How does MP3 compression work?

Thousands of songs in the palm of your hand. No more albums full of filler tracks when all you want is the latest single. And forget about buying plastic discs. Two letters and a number have changed the music industry forever: MP3. The format lets people store and trade music with ease thanks to its small file size. MP3 compression is a result of combining maths and the scientific study of how we perceive sound, psychoacoustics.

Sampling the best

Sound is analogue, a constantly varying wave, but computers are digital, representing data as binary numbers. Creating a digital audio recording involves measuring the sound waves at regular intervals, with the quality of the recording dependent on two factors: how often you take a measurement, known as the sampling rate, and how many possible values you assign to the wave, or the bit depth. If the sampling rate isn’t high enough then you won’t properly record high-frequency sounds, while a low bit depth will result in inaccurate measurements and a fuzzy recording.

Song waves

CDs are recorded at 16-bit and 44.1 kHz, meaning the sound wave is sampled 44,100 times a second at one of 65,526 (2 to the power of 16) possible values. The result is a whole lot of numbers, and a large file size – a standard 80 minute CD takes up 700 MB of memory. With files that big a typical 16GB MP3 player would only hold around 20 albums, so how is it possible for people to walk around with an entire music collection in their pocket? By throwing most of it away!

Bargain bin

EarIt may surprise you, but the human ear can’t hear everything. We’re limited to a range of sound frequencies, starting at 20 to 20,000 Hz when you’re younger, and shrinking with age as hearing deteriorates. The lowest sounds we can hear are the deep, rumbling bass notes of a giant church organ, while the highest are annoying whines that have been used to scare away teenagers. Some animals can hear outside of this range – whales and elephants at the lower end, bats and mice at the higher end – but to us these sounds might as well be pure silence.

Removing these inaudible frequencies would reduce the amount of memory a track takes up on your hard drive, but how can you separate the silence from the song? MP3 conversion uses a mathematical technique called Fourier transforms to split them up. Any wave, no matter how complex, can be described as a sum of simple sine and cosine waves called a Fourier series. These waves correspond to individual frequencies, and the MP3 algorithm picks out the ones we can’t hear while preserving those in the important 20 to 20,000 Hz range. The result is a wave that contains much less information than the original, but sounds more or less the same to our ears.

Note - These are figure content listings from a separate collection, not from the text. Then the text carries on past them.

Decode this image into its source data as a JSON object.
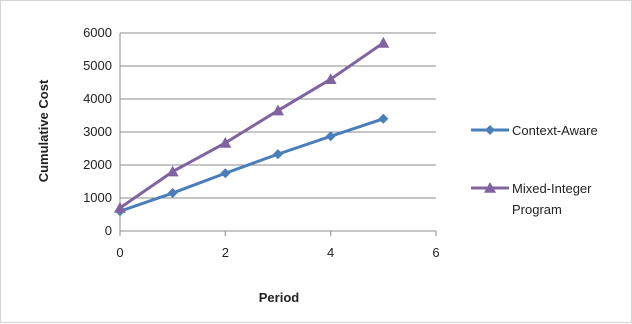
{
  "chart_data": {
    "type": "line",
    "title": "",
    "xlabel": "Period",
    "ylabel": "Cumulative Cost",
    "xlim": [
      0,
      6
    ],
    "ylim": [
      0,
      6000
    ],
    "x_ticks": [
      "0",
      "2",
      "4",
      "6"
    ],
    "y_ticks": [
      "0",
      "1000",
      "2000",
      "3000",
      "4000",
      "5000",
      "6000"
    ],
    "grid": "horizontal",
    "legend_position": "right",
    "series": [
      {
        "name": "Context-Aware",
        "legend_lines": [
          "Context-Aware"
        ],
        "color": "#4a7ebb",
        "marker": "diamond",
        "x": [
          0,
          1,
          2,
          3,
          4,
          5
        ],
        "y": [
          600,
          1150,
          1750,
          2330,
          2870,
          3400
        ]
      },
      {
        "name": "Mixed-Integer Program",
        "legend_lines": [
          "Mixed-Integer",
          "Program"
        ],
        "color": "#8064a2",
        "marker": "triangle",
        "x": [
          0,
          1,
          2,
          3,
          4,
          5
        ],
        "y": [
          700,
          1800,
          2670,
          3650,
          4600,
          5700
        ]
      }
    ]
  }
}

MP3 Compression and Huffman Coding

You’d think that dumping all this data would be enough to keep MP3s small, but Fourier transforms aren’t the only mathematical trick for squeezing the most out of your music. A technique called Huffman coding helps reduce file sizes by making the most common parts of an MP3 smaller.

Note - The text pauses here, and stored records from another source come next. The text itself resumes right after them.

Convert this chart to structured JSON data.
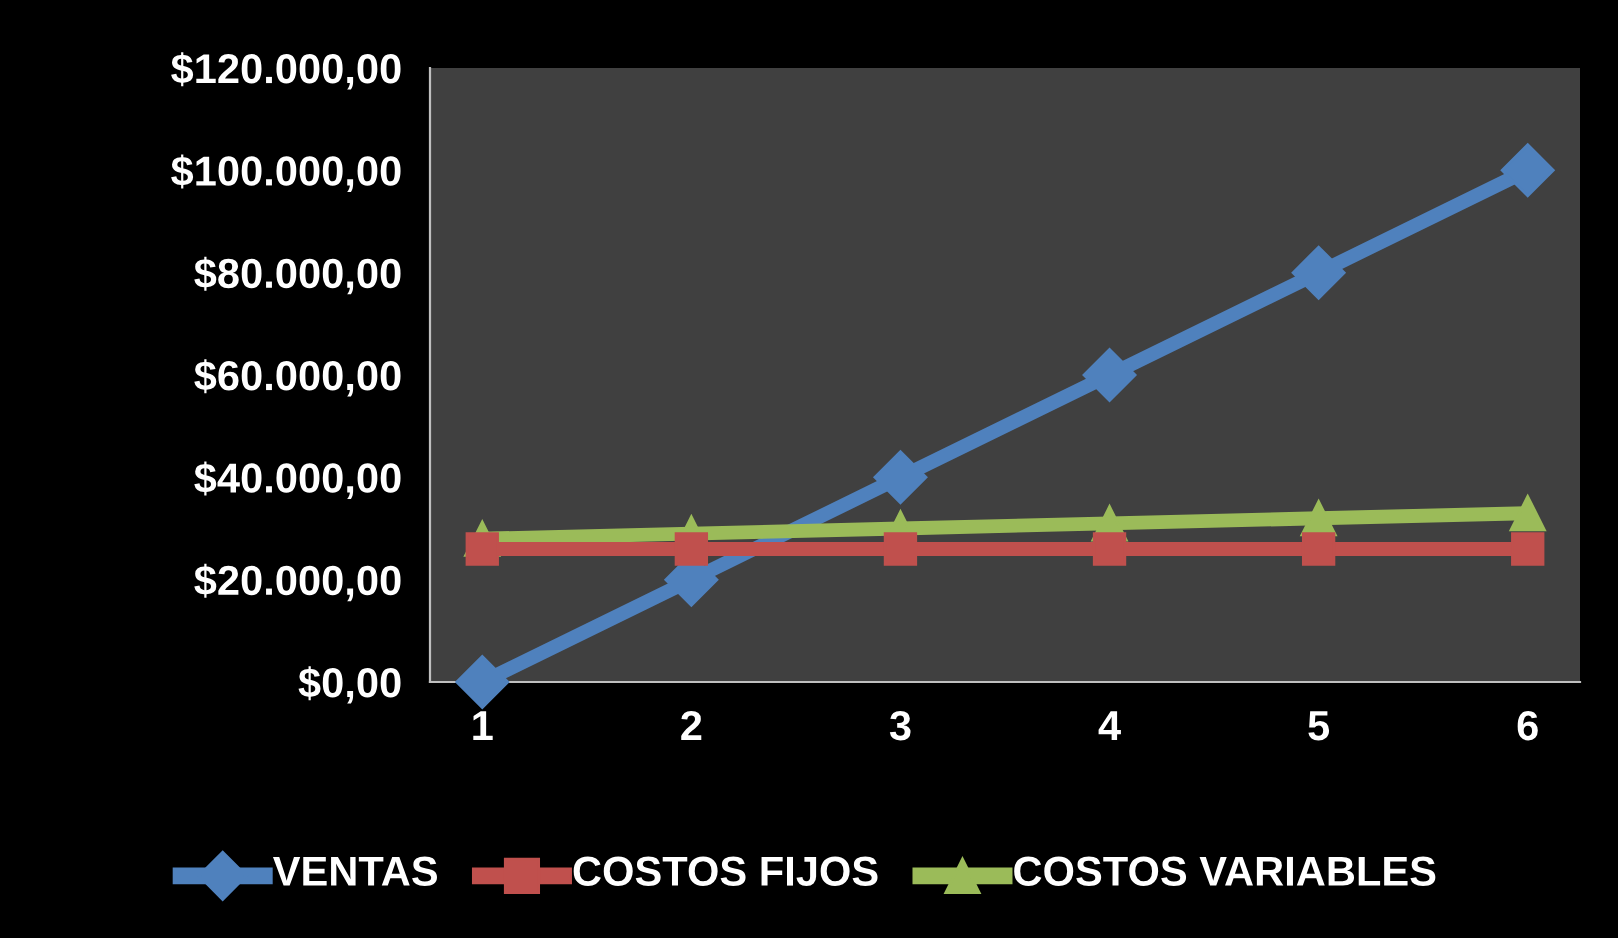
{
  "chart_data": {
    "type": "line",
    "x": [
      1,
      2,
      3,
      4,
      5,
      6
    ],
    "xlim": [
      0.75,
      6.25
    ],
    "xticks": [
      1,
      2,
      3,
      4,
      5,
      6
    ],
    "ylim": [
      0,
      120000
    ],
    "yticks": [
      {
        "value": 0,
        "label": "$0,00"
      },
      {
        "value": 20000,
        "label": "$20.000,00"
      },
      {
        "value": 40000,
        "label": "$40.000,00"
      },
      {
        "value": 60000,
        "label": "$60.000,00"
      },
      {
        "value": 80000,
        "label": "$80.000,00"
      },
      {
        "value": 100000,
        "label": "$100.000,00"
      },
      {
        "value": 120000,
        "label": "$120.000,00"
      }
    ],
    "grid": false,
    "legend": "bottom",
    "line_style": "solid",
    "series": [
      {
        "name": "VENTAS",
        "color": "#4f81bd",
        "marker": "diamond",
        "values": [
          0,
          20000,
          40000,
          60000,
          80000,
          100000
        ]
      },
      {
        "name": "COSTOS FIJOS",
        "color": "#c0504d",
        "marker": "square",
        "values": [
          26000,
          26000,
          26000,
          26000,
          26000,
          26000
        ]
      },
      {
        "name": "COSTOS VARIABLES",
        "color": "#9bbb59",
        "marker": "triangle",
        "values": [
          28000,
          29000,
          30000,
          31000,
          32000,
          33000
        ]
      }
    ]
  }
}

An MP3 recording is basically a list of numbers that describe the sound wave at any given point, and each number is stored as a binary code that can vary in length. Just as the letter E crops up more often than a Z or a Q, some numbers in an MP3 are more common than others, and by examining their frequency we can tweak the binary code to make it more memory efficient.

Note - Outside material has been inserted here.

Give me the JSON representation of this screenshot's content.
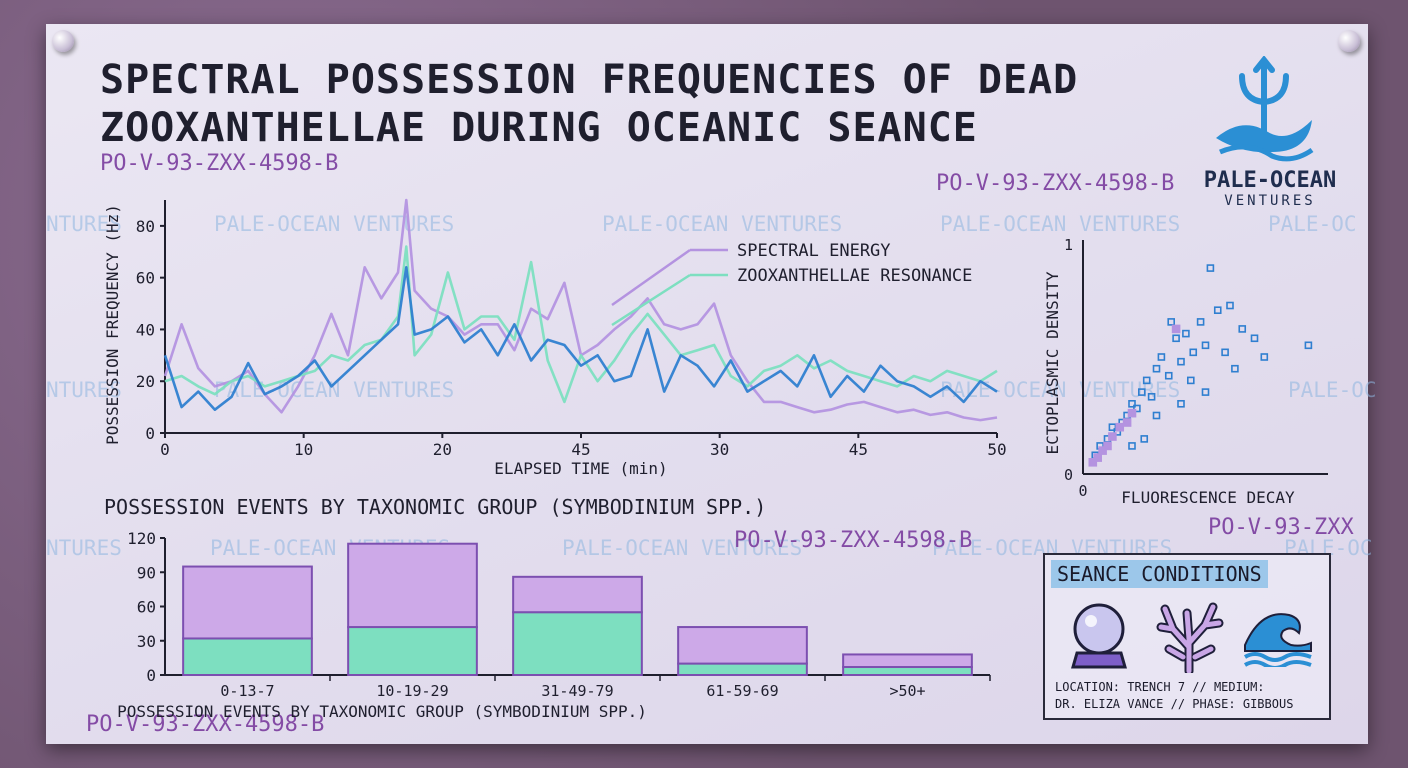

Numbers that occur most often get a short binary representation, while the less frequent ones are assigned a longer code. On average, the binary for the whole sequence of numbers ends up shorter than if you used a fixed-length code. Huffman coding isn’t just used to create in MP3 compression – it compresses data in zip files, JPEG images, and more. Visit Plus magazine for a full description of the maths behind Huffman coding.

Skip forward

Thanks to these two techniques, the average MP3 is about 10 times smaller than the same song on CD. Smaller means more versatile, and without the maths of Fourier transforms or Hoffman coding, there’d be no iPod, no downloadable music, and the modern world of music would be very different. Other music formats such as AAC (used by iTunes) and Ogg Vorbis followed in the footsteps of MP3, and new efficient ways of encoding music are still in development today. Whatever technique we use to store music in the future, you can be sure mathematicians will help invent it.